Have you ever gone searching your brain, the internet, the encyclopedia, or otherwise for something witty, something clever and creative…only for any sort of concept to completely elude you? You are digging for inspiration, and turn up with sticks, stones, and pebbles, and devoid of any golden nuggets upon which to bank. Maybe this is a time when you’re feeling down and out, sick and tired, dogged and weary, like a soaking wet rat you drag yourself to safety, staring at the sky and wondering what you did to deserve this?! Despite the fact that you feel like a soggy sneaker, I call these times, “Dry Spells”. They are periods of time that leave me thirsty as your grandmother’s chapped lips.
Literally, it feels like nothing that you do is right and someone has cast some horrid spell or curse on you that is beyond your control.
I’ve gone through times like this that have seemed to last forever.

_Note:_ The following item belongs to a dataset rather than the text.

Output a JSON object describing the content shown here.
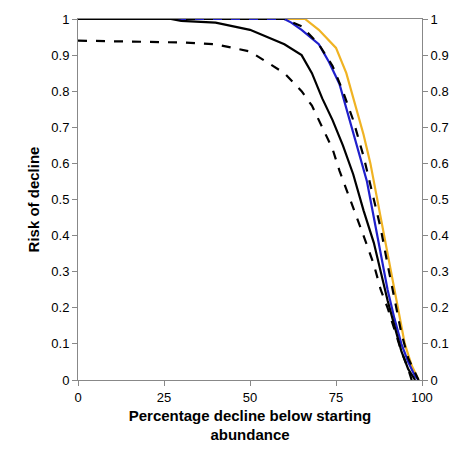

In fact, it seems there have been many parts of my life in which I’ve danced in the wrong place at the wrong time, and found myself up a creek with a paddle but no but nor life jacket. I’ve wished for things to happen sooner than they were intended to, and I’ve jumped to my fair share of conclusions. Lord knows, I’ve counted eggs as chickens, before they were even in my basket!
I’ve always known it was important to stay awake, pay attention, and be aware. Sometimes though, it’s far more easy to close your eyes and drift off to the serenades of Steely Dan than to stay focused and plunge ahead. Everyone encourages you to stay positive, that it’s bound to happen, and that your ship will come in. They weave together cliché’s most expertly, simultaneously unraveling your every desire to live.
You’re sitting around bored as can be one minute, you’ve cleaned your kitchen floors 6,000 times and they’re past the point of sparkling. You’ve logged 900 miles of walking and running, you’ve made every recipe in your favorite recipe book, and called your mom over 100 times. You’re getting sick of you. She is getting sick of you. And you are getting sick of being sick of yourself.
And then, like a storm. You go from zero to sixty, in the time it takes a normal human to go zero to one. You barely have time to breathe, eat, check your email, and go to the bathroom.
Feast or famine. I’m hitting the ground running.